All in Good Taste
Even on a weekday afternoon weighed down by the rising mercury, in a mall that has seen better days, the sprawling Kofuku restaurant in Ansal Plaza seems to have a happy buzz around it. Inside, a group of Spanish tourists are having a noisy lunch, a solitary Japanese guest is reading on his iPad as he tucks into his bento box and I am sitting in my six-seater wahitsu, poring over the menu and trying to make up my mind if I should, in deference to the weather, give the miso soup a miss and settle for a chilled glass of sake instead. My dilemma sorts itself out — Kofuku is still awaiting its liquor license — so, I order myself a suimono soup (Rs 250) and some edamame (Rs 390) to prep me for the next course.
After a great run in Mumbai, the restaurant had a soft launch in Delhi in December last year and has mostly been operating on word-of-mouth publicity.
Their next stop is an express counter at the international airport terminal. The Delhi clientele, says proprietor Rajinder Budhiraja, is very different from the one in Mumbai. A full-blown Japanese meal might not sit easy with customers here, familiar as they are with sushi, teppanyaki and yakitori at best. So, the menu has been tweaked a little bit to accommodate a selection of mostly comfort Oriental dishes — cheung funs and dimsums and even New Zealand lamb chops alongside Donburi specialities — and the 76-seater restaurant (including outdoor seating) is positioned as a traditional izakaya or gastro-pub if you will. The liquor license would have helped, but, Budhiraja says, fresh licensing has been stalled by the Delhi government since the beginning of the year and the wait might prove to be lengthy.
In the meantime, the emphasis is on the food. The suimono arrives promptly, a clear dashi broth with seafood, and I am glad I settled for it. One of the guiding principles of Japanese food is the retention of the simplicity of the produce. Most of the flavour is induced from basic elements such as sugar, salt, miso, and soya. The soup is spot on — delicately flavoured and just the right dash of pungent, and the seafood is fresh. The edamame is served differently than what is the usual practice in Japan, where the blanched beans are served in the pod, frozen, and without salt. At Kofuku, the beans come freshly steamed and coated with salt crystals, more like the way it is served in California, the other great bastion of Japanese food.
Our next course is the age-watarigani (Rs 900) — fried soft shell crab tempura with wasabi mayo and dashi sauce. The crabs are succulent — the meat coming apart at every bite — and the tempura crunchy, but the dashi sauce is a letdown, lacking both the punch and the saltiness required to off-set the unsalted rice batter of the tempura. The chef’s special matsu-nigiri sushi platter (Rs 900) comes next, and has one each of maguro (tuna), sake (salmon), hamachi (yellow tail), kanikama (crab stick), unagi (eel), ikura (salmon roe) and tobiko (flying fish roe).
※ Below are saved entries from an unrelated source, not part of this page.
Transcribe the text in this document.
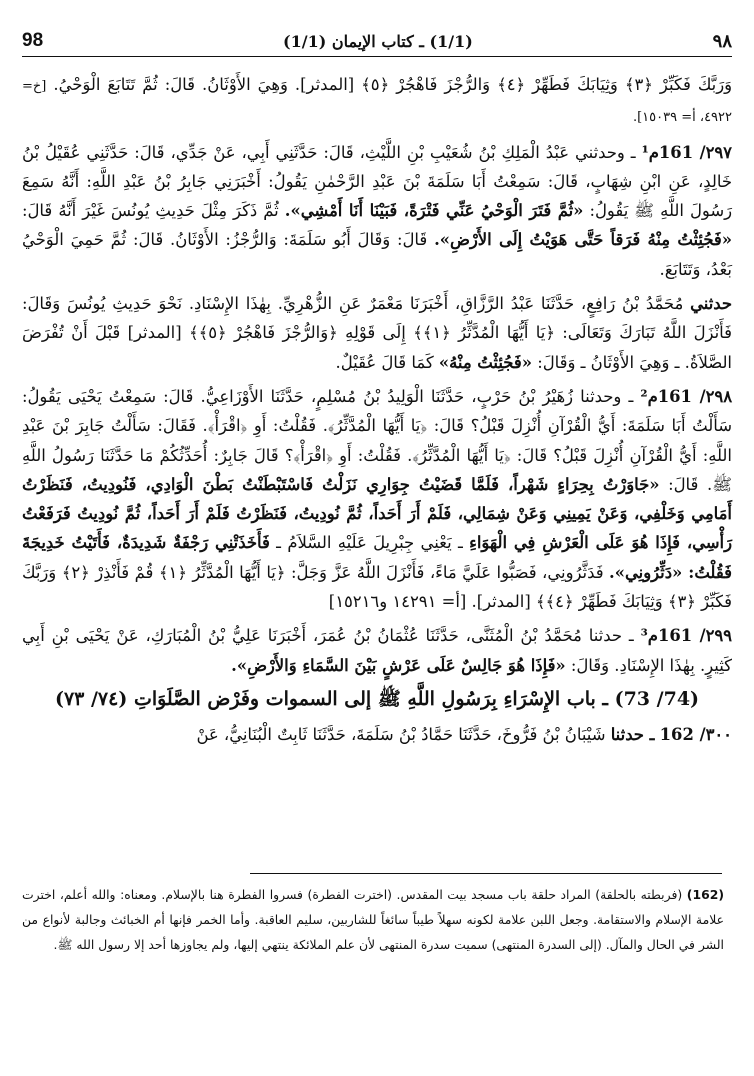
98	(1/1) ـ كتاب الإيمان (1/1)	٩٨

وَرَبَّكَ فَكَبِّرْ ﴿٣﴾ وَثِيَابَكَ فَطَهِّرْ ﴿٤﴾ وَالرُّجْزَ فَاهْجُرْ ﴿٥﴾ [المدثر]. وَهِيَ الأَوْثَانُ. قَالَ: ثُمَّ تَتَابَعَ الْوَحْيُ. [خ= ٤٩٢٢، أ= ١٥٠٣٩].

٢٩٧/ 161م¹ ـ وحدثني عَبْدُ الْمَلِكِ بْنُ شُعَيْبِ بْنِ اللَّيْثِ، قَالَ: حَدَّثَنِي أَبِي، عَنْ جَدِّي، قَالَ: حَدَّثَنِي عُقَيْلُ بْنُ خَالِدٍ، عَنِ ابْنِ شِهَابٍ، قَالَ: سَمِعْتُ أَبَا سَلَمَةَ بْنَ عَبْدِ الرَّحْمٰنِ يَقُولُ: أَخْبَرَنِي جَابِرُ بْنُ عَبْدِ اللَّهِ: أَنَّهُ سَمِعَ رَسُولَ اللَّهِ ﷺ يَقُولُ: «ثُمَّ فَتَرَ الْوَحْيُ عَنِّي فَتْرَةً، فَبَيْنَا أَنَا أَمْشِي». ثُمَّ ذَكَرَ مِثْلَ حَدِيثِ يُونُسَ غَيْرَ أَنَّهُ قَالَ: «فَجُئِثْتُ مِنْهُ فَرَقاً حَتَّى هَوَيْتُ إِلَى الأَرْضِ». قَالَ: وَقَالَ أَبُو سَلَمَةَ: وَالرُّجْزُ: الأَوْثَانُ. قَالَ: ثُمَّ حَمِيَ الْوَحْيُ بَعْدُ، وَتَتَابَعَ.

حدثني مُحَمَّدُ بْنُ رَافِعٍ، حَدَّثَنَا عَبْدُ الرَّزَّاقِ، أَخْبَرَنَا مَعْمَرٌ عَنِ الزُّهْرِيِّ. بِهٰذَا الإِسْنَادِ. نَحْوَ حَدِيثِ يُونُسَ وَقَالَ: فَأَنْزَلَ اللَّهُ تَبَارَكَ وَتَعَالَى: ﴿يَا أَيُّهَا الْمُدَّثِّرُ ﴿١﴾﴾ إِلَى قَوْلِهِ ﴿وَالرُّجْزَ فَاهْجُرْ ﴿٥﴾﴾ [المدثر] قَبْلَ أَنْ تُفْرَضَ الصَّلاَةُ. ـ وَهِيَ الأَوْثَانُ ـ وَقَالَ: «فَجُئِثْتُ مِنْهُ» كَمَا قَالَ عُقَيْلٌ.

٢٩٨/ 161م² ـ وحدثنا زُهَيْرُ بْنُ حَرْبٍ، حَدَّثَنَا الْوَلِيدُ بْنُ مُسْلِمٍ، حَدَّثَنَا الأَوْزَاعِيُّ. قَالَ: سَمِعْتُ يَحْيَى يَقُولُ: سَأَلْتُ أَبَا سَلَمَةَ: أَيُّ الْقُرْآنِ أُنْزِلَ قَبْلُ؟ قَالَ: ﴿يَا أَيُّهَا الْمُدَّثِّرُ﴾. فَقُلْتُ: أَوِ ﴿اقْرَأْ﴾. فَقَالَ: سَأَلْتُ جَابِرَ بْنَ عَبْدِ اللَّهِ: أَيُّ الْقُرْآنِ أُنْزِلَ قَبْلُ؟ قَالَ: ﴿يَا أَيُّهَا الْمُدَّثِّرُ﴾. فَقُلْتُ: أَوِ ﴿اقْرَأْ﴾؟ قَالَ جَابِرٌ: أُحَدِّثُكُمْ مَا حَدَّثَنَا رَسُولُ اللَّهِ ﷺ. قَالَ: «جَاوَرْتُ بِحِرَاءٍ شَهْراً، فَلَمَّا قَضَيْتُ جِوَارِي نَزَلْتُ فَاسْتَبْطَنْتُ بَطْنَ الْوَادِي، فَنُودِيتُ، فَنَظَرْتُ أَمَامِي وَخَلْفِي، وَعَنْ يَمِينِي وَعَنْ شِمَالِي، فَلَمْ أَرَ أَحَداً، ثُمَّ نُودِيتُ، فَنَظَرْتُ فَلَمْ أَرَ أَحَداً، ثُمَّ نُودِيتُ فَرَفَعْتُ رَأْسِي، فَإِذَا هُوَ عَلَى الْعَرْشِ فِي الْهَوَاءِ ـ يَعْنِي جِبْرِيلَ عَلَيْهِ السَّلاَمُ ـ فَأَخَذَتْنِي رَجْفَةٌ شَدِيدَةٌ، فَأَتَيْتُ خَدِيجَةَ فَقُلْتُ: «دَثِّرُونِي». فَدَثَّرُونِي، فَصَبُّوا عَلَيَّ مَاءً، فَأَنْزَلَ اللَّهُ عَزَّ وَجَلَّ: ﴿يَا أَيُّهَا الْمُدَّثِّرُ ﴿١﴾ قُمْ فَأَنْذِرْ ﴿٢﴾ وَرَبَّكَ فَكَبِّرْ ﴿٣﴾ وَثِيَابَكَ فَطَهِّرْ ﴿٤﴾﴾ [المدثر]. [أ= ١٤٢٩١ و١٥٢١٦]

٢٩٩/ 161م³ ـ حدثنا مُحَمَّدُ بْنُ الْمُثَنَّى، حَدَّثَنَا عُثْمَانُ بْنُ عُمَرَ، أَخْبَرَنَا عَلِيُّ بْنُ الْمُبَارَكِ، عَنْ يَحْيَى بْنِ أَبِي كَثِيرٍ. بِهٰذَا الإِسْنَادِ. وَقَالَ: «فَإِذَا هُوَ جَالِسٌ عَلَى عَرْشٍ بَيْنَ السَّمَاءِ وَالأَرْضِ».

(74/ 73) ـ باب الإِسْرَاءِ بِرَسُولِ اللَّهِ ﷺ إلى السموات وفَرْض الصَّلَوَاتِ (٧٤/ ٧٣)

٣٠٠/ 162 ـ حدثنا شَيْبَانُ بْنُ فَرُّوخَ، حَدَّثَنَا حَمَّادُ بْنُ سَلَمَةَ، حَدَّثَنَا ثَابِتٌ الْبُنَانِيُّ، عَنْ

(162) (فربطته بالحلقة) المراد حلقة باب مسجد بيت المقدس. (اخترت الفطرة) فسروا الفطرة هنا بالإسلام. ومعناه: والله أعلم، اخترت علامة الإسلام والاستقامة. وجعل اللبن علامة لكونه سهلاً طيباً سائغاً للشاربين، سليم العاقبة. وأما الخمر فإنها أم الخبائث وجالبة لأنواع من الشر في الحال والمآل. (إلى السدرة المنتهى) سميت سدرة المنتهى لأن علم الملائكة ينتهي إليها، ولم يجاوزها أحد إلا رسول الله ﷺ.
A test of good sushi is in the quality of rice used for the roll. Traditionally made with glutinous rice (usually koshihikari) that does not come apart at touch, it is often a distinguishing feature between indifferent and excellent sushi. One of the worst things that could happen for a sushi is to disintegrate into an untidy mess in the time it is lifted off the plate and daubed in the soya sauce.
The sushi at Kofuku passes muster. The fish, sourced from Japan, Thailand and Scotland are fresh. If only the wasabi — the fiery horseradish condiment — was just as fresh, it would have been a win-win situation. But it is clearly off a container and more congealed, taking a while to mix seamlessly with the soya.
If after all this, you can still manage to eat (and we advise you keep room for it), do try the mochi ice cream (Rs 350). A good mochi is a thing of joy (and great textural contrast) — the thinnest of pounded sticky rice wraps enclose frozen ice cream within (think, dimsum). Here, though, the mochi ice cream is more rustic — the wraps are thicker, for one – but the ice cream inside is creamy and delightfully fresh, dispelling our initial scepticism that a mango ice cream would fetch us one of the synthetic variants in the market. If you are looking for a casual Japanese dining experience outside five star hotels, Kofuku might be a good place to experiment and increase your knowledge of the cuisine.